Lots of other countries restrict abortion after the first trimester

Per the brief:

“The United States finds itself in the company of China and North Korea as some of the only countries that permit elective abortions after 20 weeks’ gestation. App.65a; see, e.g., Center for Reproductive Rights, The World’s Abortion Laws (2021), That is not progress. The time has come to recognize as much.”

Chief Justice John Roberts took this bait as well, noting that the US allowing abortions until fetal viability puts it in the company of China and North Korea. The claim that most countries restrict abortion earlier in pregnancy than the US does is technically true, but many of those same countries have strong safety nets including universal healthcare that covers birth control and abortion, several months of paid family leave, and childcare subsidies. It’s a totally disingenuous comparison.

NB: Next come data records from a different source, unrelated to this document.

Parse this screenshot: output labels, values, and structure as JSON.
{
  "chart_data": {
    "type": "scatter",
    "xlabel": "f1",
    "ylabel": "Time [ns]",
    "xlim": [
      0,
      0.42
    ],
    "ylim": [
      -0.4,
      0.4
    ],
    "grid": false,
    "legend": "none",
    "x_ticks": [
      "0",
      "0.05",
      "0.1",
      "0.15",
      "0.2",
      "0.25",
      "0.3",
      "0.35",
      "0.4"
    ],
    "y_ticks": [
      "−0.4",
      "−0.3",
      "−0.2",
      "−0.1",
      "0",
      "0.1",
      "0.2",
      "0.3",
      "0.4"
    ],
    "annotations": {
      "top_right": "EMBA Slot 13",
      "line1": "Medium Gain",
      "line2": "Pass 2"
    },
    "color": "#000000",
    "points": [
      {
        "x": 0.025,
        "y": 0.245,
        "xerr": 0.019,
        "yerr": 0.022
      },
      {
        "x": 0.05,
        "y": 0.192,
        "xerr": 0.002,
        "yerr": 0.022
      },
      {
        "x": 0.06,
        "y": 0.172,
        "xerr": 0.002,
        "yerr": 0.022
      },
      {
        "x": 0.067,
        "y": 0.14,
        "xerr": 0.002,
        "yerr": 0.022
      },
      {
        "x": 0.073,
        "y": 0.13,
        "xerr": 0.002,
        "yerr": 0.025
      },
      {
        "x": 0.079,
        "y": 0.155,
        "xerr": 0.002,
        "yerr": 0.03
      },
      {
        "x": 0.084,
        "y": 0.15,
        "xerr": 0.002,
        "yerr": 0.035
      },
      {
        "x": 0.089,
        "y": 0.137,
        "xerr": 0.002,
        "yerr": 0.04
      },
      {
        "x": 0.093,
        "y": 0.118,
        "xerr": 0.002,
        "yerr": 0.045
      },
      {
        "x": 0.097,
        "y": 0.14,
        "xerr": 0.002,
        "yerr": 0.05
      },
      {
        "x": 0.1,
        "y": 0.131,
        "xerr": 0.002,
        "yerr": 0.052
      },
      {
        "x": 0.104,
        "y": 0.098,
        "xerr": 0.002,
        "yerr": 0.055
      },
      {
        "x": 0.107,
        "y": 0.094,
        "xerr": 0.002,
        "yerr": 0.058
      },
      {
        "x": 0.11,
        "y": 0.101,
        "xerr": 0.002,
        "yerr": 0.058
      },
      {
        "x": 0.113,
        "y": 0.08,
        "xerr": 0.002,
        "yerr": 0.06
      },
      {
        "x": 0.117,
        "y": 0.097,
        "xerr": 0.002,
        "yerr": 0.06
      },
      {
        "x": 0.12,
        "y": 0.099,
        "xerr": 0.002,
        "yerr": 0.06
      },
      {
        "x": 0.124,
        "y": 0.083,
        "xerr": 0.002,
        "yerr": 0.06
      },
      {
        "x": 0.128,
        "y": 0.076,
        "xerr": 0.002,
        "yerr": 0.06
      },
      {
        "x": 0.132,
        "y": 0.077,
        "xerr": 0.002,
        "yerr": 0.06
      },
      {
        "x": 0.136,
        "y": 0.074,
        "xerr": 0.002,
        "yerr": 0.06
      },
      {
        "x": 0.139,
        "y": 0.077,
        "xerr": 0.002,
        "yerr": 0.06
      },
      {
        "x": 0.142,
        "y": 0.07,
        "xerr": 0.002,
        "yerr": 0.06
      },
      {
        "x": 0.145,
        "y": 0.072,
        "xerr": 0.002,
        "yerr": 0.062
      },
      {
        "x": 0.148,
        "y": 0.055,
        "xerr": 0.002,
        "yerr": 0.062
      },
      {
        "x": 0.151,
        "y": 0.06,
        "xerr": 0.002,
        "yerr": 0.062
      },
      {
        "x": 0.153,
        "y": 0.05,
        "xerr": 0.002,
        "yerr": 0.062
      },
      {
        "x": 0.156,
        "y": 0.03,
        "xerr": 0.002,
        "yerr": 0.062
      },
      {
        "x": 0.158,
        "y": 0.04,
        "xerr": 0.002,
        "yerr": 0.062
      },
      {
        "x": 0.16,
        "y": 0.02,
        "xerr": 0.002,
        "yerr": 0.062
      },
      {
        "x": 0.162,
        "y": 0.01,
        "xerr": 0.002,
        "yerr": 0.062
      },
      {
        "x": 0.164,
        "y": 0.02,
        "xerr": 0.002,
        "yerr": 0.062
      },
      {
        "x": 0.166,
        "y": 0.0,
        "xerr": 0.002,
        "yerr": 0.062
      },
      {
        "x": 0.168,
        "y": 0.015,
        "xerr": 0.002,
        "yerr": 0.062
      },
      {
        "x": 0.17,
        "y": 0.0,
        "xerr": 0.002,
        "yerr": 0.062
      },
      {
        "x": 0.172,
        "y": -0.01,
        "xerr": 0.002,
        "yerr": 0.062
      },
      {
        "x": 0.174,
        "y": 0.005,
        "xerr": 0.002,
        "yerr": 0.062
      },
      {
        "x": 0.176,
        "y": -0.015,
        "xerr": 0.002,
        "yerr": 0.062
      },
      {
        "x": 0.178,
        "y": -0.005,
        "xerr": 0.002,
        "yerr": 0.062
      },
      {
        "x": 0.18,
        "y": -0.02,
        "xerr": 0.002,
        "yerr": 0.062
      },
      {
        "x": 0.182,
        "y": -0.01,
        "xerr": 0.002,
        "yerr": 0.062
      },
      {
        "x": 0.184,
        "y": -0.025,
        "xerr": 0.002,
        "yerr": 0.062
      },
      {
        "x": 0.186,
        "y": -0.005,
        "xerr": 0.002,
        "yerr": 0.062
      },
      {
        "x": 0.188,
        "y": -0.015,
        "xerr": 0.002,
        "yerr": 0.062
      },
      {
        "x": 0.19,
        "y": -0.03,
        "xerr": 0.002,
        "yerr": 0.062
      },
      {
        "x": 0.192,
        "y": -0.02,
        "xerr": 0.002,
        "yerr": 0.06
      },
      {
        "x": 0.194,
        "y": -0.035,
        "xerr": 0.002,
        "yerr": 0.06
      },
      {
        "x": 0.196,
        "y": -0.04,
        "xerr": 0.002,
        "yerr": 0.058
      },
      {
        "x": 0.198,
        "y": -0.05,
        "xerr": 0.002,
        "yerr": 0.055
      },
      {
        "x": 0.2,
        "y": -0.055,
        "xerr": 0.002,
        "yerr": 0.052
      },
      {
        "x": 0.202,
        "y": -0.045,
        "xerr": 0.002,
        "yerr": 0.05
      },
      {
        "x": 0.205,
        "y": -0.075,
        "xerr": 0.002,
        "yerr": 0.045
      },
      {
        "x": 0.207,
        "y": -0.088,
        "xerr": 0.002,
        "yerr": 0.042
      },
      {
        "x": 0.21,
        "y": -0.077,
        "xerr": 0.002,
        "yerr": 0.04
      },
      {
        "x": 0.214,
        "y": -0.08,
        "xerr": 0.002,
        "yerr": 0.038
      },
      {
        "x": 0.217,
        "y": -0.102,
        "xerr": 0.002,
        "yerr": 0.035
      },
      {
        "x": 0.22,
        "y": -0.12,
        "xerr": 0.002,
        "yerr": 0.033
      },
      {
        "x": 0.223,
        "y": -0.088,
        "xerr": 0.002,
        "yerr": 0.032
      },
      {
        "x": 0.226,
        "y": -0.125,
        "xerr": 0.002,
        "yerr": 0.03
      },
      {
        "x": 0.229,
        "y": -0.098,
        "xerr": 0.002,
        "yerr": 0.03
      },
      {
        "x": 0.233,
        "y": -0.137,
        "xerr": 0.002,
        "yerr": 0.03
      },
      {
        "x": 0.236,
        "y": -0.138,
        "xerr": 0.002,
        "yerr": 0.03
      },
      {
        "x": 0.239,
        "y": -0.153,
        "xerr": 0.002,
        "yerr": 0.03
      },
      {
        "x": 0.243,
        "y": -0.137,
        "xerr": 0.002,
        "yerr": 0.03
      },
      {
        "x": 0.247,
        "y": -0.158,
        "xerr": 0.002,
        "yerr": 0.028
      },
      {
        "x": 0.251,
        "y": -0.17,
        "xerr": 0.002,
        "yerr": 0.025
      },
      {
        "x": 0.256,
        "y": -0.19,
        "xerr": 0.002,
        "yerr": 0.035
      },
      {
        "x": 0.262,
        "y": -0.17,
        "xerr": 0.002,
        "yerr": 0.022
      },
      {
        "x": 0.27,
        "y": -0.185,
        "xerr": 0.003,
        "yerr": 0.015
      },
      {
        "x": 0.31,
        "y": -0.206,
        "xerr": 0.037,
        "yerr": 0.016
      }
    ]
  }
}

Voters, not the courts, should decide abortion policy

Per the brief:

“The national fever on abortion can break only when this Court returns abortion policy to the States—where agreement is more common, compromise is often possible, and disagreement can be resolved at the ballot box [page 35]…Repudiating the rule of Roe and Casey would not itself bar a single abortion. It would simply let the people resolve the issue themselves through the democratic process. Indeed, many States have already accounted for Roe and Casey’s overruling: some by statutorily codifying the right endorsed in those cases or otherwise providing broad access to abortion…others by adopting restrictions that cannot stand under Roe and Casey but would take effect if they were overruled [page 46]”

First, 60 percent of Americans want Roe to remain in place and there is no state in the US where banning abortion is a majority position. And second, Republican-controlled states that have passed abortion bans are also home to such intense voter suppression and gerrymandering that it will be difficult for people to vote out anti-abortion lawmakers. It’s almost as if that’s by design.